Torna a Carpacco, da venerdì 8 a domenica 10 maggio, il «Festival delle filande» che quest’anno taglia il traguardo della quinta edizione. A promuovere l’iniziativa è «Heritage in FVG», associazione impegnata – in un contesto di società in continua trasformazione – nella valorizzazione dell’eredità culturale attraverso pubblicazioni, mostre, manifestazioni culturali e attività formative. Il festival in particolare è realizzato in collaborazione con il Comune di Dignano, l’Associazione italiana di storia orale, il Club per l’Unesco di Udine e il sostegno dei Soci di PrimaCassa, nell’ambito della «Setemane de Culture Furlane» curata della Società Filologica Friulana.
Cuore del festival è naturalmente l’ex filanda Banfi – che si intravede sin dalla piazza principale del paese –, complesso risalente al 1876 di cui erano proprietari i fratelli Gonano, acquisito poi dalla ditta Bernardo & Lorenzo Banfi nel 1899, distrutta dall’incendio del 1919 e riscostruita nello stesso anno.
Come sottolinea l’antropologa economica e presidente di «Heritage in FVG», Angela Zolli, questo tipo di manifattura rurale «in cui si univano gli interessi dell’agricoltura, del commercio e dell’industria» ha rappresentato «una risorsa importante per l’integrazione del bilancio familiare, nonostante le molteplici contraddizioni determinate dalle difficili condizioni di lavoro delle donne qui impiegate». Negli anni Venti del Novecento si contavano anche 230-250 operai, quasi tutte donne che percorrevano a piedi i paesi per raggiungere il luogo di lavoro dove si restava anche 10-12 ore. «Donne e lavoro in fabbrica nella prima industrializzazione» è il tema che sarà trattato venerdì 8 maggio dalle 10 alle 11.30 in una conferenza on line (per lo streaming basterà collegarsi al sito internet setemane.it) a cura di Paola Lanaro e che vedrà l’intervento di Anna Bellavitis, Cinzia Lorandini, Angela Zolli e l’introduzione di Andrea Zannini.

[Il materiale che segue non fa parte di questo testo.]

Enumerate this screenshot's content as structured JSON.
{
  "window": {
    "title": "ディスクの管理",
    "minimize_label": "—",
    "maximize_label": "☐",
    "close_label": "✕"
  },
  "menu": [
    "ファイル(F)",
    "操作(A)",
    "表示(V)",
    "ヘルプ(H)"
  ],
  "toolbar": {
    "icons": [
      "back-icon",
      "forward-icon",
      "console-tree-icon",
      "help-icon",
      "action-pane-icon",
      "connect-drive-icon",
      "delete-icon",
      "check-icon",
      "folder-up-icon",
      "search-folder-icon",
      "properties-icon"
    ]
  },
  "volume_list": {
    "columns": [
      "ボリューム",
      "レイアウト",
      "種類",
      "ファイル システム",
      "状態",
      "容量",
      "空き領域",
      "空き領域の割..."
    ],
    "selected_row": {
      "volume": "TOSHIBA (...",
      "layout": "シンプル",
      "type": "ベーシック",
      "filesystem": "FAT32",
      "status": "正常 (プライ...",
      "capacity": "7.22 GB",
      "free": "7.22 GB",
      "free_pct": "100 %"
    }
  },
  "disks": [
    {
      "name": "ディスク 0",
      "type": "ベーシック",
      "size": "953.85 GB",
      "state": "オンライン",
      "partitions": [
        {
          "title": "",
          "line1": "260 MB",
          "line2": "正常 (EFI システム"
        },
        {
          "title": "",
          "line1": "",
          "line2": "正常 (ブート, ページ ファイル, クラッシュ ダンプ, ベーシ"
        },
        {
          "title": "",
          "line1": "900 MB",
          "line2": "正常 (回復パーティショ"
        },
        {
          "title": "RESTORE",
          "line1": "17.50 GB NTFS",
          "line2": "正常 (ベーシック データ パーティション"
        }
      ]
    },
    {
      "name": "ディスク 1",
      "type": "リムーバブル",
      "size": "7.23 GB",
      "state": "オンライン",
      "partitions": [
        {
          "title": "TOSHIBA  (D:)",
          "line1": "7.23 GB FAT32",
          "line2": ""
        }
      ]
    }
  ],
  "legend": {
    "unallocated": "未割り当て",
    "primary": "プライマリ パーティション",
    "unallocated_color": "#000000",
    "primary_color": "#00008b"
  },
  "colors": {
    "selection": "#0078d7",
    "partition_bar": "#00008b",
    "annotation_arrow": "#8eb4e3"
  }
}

Il festival vero e proprio prenderà ufficialmente avvio alle 17, al Centro polifunzionale di Carpacco, quando il sindaco di Dignano, Giambattista Turridano, terrà un intervento riguardante proprio il futuro della filanda. A seguire, alle 17.30, Andrea Maroè e Stefano Peruzovich, del Servizio pianificazione territoriale e paesaggistica della Regione, parleranno della potatura e delle misure di sostegno economico per la tutela e la valorizzazione dei gelsi. Alle 18, Angela Zolli, presenterà il laboratorio di storia orale, per l’occasione, alle 18.30, Amedeo Paulitti, proprietario della filanda, accoglierà i visitatori nel cortile dell’edificio, aperto eccezionalmente, illustrandone la storia. All’architetto Cristian Burelli sarà invece affidata la presentazione del progetto di conservazione e riuso, esito della sua tesi di laurea magistrale in Architettura, infine Giulio Ciccone intratterrà i visitatori con alcune suggestioni musicali.
Il festival proseguirà durante la giornata di sabato 9 maggio con il laboratorio di storia orale condotto da Antonio Canovi e Angela Zolli, riservato agli iscritti. Nel corso dell’incontro, studenti, insegnanti e cittadini avranno l’opportunità di confrontarsi con gli abitanti del paese per raccogliere e documentare gli elementi distintivi della cultura locale. In serata, alle 20.30, è prevista la proiezione del documentario di Roberto Pizzutti «Restituire spazio ai fiumi. Dialogo per la tutela del fiume Tagliamento, ma non solo». Domenica 10 alle 10, Maurizio Guzzinati, addetto della Stazione forestale di Coseano, concluderà il festival con una camminata di educazione ambientale riguardante la flora, la fauna e l’importanza naturalistica del Tagliamento, il re dei fiumi alpini.